In an environment where the secession of Southern Sudan, a few months from now, is presented as inevitability, particularly from the far stronger powers engineering the fate of the country at a time where its political will and imagination are exhausted in the running of CPA time-tables, the pledge for unity strikes the beholder as an act of obsessive compulsion. While, in fact, the choice between unity and secession is essentially a false one, since neither option, in formality, addresses in earnest the complexities of the Sudanese crisis.
In furthering the cause of unity one bad argument that is being incessantly repeated is ‘unity by incapacity’: the South cannot rule itself; an independent South will immediately slide into civil war, the South lacks infrastructure, and so on. Such argument is music to the proponents of an independent Southern Sudan, since it proves just their point i.e. the South is perceived as inferior and juvenile, and unity implies by default an asymmetric relationship with the North whereby the latter maintains hegemony.
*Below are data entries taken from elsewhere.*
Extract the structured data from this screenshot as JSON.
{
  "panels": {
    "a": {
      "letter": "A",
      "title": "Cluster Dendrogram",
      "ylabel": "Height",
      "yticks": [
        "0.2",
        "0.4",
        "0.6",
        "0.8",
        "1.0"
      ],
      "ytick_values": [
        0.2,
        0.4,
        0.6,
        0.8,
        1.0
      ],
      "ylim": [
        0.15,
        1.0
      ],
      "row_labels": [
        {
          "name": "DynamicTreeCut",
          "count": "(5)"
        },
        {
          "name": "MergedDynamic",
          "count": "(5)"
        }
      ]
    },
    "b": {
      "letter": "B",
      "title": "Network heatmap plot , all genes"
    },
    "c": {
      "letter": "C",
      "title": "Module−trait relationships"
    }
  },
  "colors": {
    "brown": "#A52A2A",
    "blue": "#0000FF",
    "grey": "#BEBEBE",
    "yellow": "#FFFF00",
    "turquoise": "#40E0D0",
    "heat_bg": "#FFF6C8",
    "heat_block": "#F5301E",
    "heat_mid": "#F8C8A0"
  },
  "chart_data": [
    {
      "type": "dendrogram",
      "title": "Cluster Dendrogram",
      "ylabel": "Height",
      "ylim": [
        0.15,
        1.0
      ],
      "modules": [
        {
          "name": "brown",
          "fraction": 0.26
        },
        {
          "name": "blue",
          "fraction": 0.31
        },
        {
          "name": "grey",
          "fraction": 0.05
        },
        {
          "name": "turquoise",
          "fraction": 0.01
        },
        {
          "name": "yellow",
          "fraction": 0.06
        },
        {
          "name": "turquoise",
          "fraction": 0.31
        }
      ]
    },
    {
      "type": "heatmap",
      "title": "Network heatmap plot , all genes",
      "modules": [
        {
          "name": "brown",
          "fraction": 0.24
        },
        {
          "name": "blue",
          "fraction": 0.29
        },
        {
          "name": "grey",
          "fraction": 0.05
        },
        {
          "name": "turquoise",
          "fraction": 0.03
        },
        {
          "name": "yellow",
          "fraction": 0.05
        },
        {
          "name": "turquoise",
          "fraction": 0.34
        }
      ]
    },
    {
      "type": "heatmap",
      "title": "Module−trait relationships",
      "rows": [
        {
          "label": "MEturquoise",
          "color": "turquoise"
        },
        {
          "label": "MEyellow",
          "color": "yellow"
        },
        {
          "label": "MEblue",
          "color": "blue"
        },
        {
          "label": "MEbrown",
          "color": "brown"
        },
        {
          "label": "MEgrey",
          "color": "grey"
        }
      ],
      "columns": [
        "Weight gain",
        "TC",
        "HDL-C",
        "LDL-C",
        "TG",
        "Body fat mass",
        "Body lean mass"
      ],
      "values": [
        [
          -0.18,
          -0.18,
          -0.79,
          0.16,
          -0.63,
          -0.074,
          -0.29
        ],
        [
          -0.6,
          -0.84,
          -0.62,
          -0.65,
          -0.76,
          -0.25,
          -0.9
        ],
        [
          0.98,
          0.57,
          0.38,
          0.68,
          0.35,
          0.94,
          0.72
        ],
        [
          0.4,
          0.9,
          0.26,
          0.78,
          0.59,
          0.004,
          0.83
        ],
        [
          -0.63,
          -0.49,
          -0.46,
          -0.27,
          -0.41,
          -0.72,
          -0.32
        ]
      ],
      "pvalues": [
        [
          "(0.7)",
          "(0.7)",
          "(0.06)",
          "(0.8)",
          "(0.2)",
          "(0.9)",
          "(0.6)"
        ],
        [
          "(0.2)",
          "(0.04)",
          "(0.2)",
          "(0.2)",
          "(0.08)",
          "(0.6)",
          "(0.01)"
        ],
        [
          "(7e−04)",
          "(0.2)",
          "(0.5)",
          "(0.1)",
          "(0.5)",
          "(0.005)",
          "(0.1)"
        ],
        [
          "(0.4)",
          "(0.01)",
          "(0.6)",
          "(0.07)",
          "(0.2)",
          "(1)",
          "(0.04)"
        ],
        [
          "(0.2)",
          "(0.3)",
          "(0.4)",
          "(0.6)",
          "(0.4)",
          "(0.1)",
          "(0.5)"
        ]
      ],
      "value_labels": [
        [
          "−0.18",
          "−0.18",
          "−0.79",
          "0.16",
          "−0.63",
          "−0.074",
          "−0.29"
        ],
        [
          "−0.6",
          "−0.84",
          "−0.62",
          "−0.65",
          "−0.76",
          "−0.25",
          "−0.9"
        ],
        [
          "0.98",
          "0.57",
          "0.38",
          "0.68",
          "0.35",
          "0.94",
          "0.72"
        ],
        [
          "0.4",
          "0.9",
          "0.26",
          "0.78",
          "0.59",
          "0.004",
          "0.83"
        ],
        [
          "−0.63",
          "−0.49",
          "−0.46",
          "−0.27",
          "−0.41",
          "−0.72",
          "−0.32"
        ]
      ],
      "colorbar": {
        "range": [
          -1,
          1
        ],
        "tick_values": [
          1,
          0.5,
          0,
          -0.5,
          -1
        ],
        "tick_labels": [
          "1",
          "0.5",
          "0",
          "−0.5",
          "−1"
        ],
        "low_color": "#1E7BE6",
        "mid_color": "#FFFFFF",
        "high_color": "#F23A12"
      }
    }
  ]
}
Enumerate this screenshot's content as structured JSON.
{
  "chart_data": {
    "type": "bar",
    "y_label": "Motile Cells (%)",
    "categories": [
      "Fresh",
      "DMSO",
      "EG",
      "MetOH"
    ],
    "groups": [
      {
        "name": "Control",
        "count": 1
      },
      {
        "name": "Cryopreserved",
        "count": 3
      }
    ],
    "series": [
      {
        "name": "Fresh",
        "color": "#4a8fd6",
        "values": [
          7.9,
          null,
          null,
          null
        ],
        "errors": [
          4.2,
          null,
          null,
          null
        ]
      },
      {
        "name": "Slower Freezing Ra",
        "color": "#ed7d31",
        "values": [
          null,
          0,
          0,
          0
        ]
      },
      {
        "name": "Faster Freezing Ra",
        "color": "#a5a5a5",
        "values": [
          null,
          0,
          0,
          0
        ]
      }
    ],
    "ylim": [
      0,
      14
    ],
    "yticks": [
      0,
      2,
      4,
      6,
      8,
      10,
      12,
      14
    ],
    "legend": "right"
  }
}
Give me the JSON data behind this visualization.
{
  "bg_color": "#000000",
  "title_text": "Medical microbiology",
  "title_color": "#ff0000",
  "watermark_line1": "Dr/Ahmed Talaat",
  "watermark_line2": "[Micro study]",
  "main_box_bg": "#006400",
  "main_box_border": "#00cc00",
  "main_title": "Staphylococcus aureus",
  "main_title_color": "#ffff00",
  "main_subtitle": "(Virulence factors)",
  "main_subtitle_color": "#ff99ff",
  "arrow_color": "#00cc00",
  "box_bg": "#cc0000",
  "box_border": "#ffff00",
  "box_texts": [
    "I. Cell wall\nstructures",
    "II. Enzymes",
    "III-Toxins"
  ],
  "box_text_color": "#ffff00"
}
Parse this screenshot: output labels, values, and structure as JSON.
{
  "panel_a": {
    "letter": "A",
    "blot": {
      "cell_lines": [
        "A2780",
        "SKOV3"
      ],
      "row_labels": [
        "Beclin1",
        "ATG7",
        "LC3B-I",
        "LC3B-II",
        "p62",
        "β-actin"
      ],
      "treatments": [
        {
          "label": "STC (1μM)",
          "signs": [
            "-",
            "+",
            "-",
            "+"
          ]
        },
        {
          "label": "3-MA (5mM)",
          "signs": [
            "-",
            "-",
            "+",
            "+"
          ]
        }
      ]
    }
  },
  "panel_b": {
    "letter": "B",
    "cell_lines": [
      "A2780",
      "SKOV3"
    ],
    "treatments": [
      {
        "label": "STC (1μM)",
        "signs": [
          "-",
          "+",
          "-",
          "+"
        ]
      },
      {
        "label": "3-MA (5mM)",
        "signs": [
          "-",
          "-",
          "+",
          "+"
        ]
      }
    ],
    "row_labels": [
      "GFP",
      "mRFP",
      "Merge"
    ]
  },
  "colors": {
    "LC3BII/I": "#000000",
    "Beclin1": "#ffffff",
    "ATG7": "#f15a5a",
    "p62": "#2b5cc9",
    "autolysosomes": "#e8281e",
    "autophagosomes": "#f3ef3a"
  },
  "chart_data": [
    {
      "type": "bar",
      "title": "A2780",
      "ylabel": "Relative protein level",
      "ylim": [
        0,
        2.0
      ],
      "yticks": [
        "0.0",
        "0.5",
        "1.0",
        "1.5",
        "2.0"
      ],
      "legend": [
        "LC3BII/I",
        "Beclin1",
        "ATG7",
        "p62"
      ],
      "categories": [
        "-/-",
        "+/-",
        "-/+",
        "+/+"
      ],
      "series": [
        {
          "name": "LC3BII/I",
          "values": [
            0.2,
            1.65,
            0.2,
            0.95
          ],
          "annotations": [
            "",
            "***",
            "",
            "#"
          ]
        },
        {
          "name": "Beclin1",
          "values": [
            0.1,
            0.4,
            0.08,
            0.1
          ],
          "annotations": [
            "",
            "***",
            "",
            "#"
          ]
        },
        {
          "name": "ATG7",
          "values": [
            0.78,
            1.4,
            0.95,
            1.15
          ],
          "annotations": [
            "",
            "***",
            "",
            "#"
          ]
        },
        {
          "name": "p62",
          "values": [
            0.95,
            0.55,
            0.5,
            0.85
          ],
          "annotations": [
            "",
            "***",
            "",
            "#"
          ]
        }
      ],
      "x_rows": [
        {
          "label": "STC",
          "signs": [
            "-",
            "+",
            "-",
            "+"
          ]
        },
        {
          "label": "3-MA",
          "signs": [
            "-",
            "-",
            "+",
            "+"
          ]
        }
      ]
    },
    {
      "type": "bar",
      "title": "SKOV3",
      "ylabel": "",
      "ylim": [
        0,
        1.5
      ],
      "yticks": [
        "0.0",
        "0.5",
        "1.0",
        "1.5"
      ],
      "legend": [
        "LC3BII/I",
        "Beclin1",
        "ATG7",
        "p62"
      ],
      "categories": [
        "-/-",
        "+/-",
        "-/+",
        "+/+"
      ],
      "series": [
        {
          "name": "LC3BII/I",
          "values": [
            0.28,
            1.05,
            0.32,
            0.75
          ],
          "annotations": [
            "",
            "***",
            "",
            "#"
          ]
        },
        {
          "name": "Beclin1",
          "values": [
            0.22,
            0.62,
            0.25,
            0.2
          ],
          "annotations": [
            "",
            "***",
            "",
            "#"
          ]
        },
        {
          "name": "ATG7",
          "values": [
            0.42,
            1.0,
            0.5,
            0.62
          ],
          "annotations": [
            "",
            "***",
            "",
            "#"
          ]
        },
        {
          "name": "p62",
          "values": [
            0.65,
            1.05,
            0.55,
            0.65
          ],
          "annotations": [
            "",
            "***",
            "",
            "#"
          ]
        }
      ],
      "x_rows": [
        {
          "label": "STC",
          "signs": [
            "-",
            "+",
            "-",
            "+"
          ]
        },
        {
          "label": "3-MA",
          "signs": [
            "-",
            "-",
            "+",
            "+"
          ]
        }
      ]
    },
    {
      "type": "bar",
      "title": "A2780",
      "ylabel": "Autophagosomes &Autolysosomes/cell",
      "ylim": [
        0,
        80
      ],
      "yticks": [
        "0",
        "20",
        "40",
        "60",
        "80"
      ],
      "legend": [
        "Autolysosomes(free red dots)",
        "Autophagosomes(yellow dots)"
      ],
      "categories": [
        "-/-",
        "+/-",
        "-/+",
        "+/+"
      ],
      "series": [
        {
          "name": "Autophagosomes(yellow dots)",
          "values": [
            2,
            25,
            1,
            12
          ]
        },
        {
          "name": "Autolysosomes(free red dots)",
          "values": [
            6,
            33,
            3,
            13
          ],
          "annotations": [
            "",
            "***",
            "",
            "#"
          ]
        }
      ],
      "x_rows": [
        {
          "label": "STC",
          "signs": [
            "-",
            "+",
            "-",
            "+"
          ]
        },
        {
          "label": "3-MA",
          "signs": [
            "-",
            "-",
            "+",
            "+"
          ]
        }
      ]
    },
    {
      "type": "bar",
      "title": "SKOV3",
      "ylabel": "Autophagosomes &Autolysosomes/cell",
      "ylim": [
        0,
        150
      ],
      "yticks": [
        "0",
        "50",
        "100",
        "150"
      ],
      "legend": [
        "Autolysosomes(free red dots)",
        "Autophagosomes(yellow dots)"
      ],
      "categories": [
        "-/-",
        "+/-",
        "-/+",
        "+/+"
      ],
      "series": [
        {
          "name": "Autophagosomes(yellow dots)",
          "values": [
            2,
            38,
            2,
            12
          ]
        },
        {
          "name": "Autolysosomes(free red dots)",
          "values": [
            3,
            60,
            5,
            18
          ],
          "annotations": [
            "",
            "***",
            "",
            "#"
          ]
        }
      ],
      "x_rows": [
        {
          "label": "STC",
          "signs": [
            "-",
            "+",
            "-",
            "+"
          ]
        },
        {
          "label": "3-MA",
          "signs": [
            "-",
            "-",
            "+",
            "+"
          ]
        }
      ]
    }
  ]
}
A second bad argument is ‘unity by convenience’, an approach that underlines the difficulties and complexities of the secession process i.e. border demarcation, debt division, Nile waters, oil sharing, citizenship arrangements for Northern Southerners and Southern Northerners, border communities and so on. This is in essence an extension of the first argument with an assumption of transitive direction from unity to secession.
The third bad argument, I suggest, is ‘unity by profit’, implying that the prospects for a prosperous Sudan are greater in unity than in secession, which translates in effect into economic calculus and the odds and bargains of profit extraction and capital accumulation rather than the interests, perceived or actual, of modernity thirsty communities on both sides of the 1956 border.
The fourth, linked to the third above, is ‘unity by default’, recruiting the history of the country to support a perpetual continuation of the past, a line which runs like this: we have inherited this country united and we will maintain it so, take what it takes, an argument that breathes hegemony.
If unity is to be attained it must be ‘unity by creation’, implying recognition of the necessity of transition from a de facto history of ‘secession’ to a yet largely unexplored potential of ‘unity’. Semblances of such ‘unity’ can be found in Sudan’s alternative history: labour!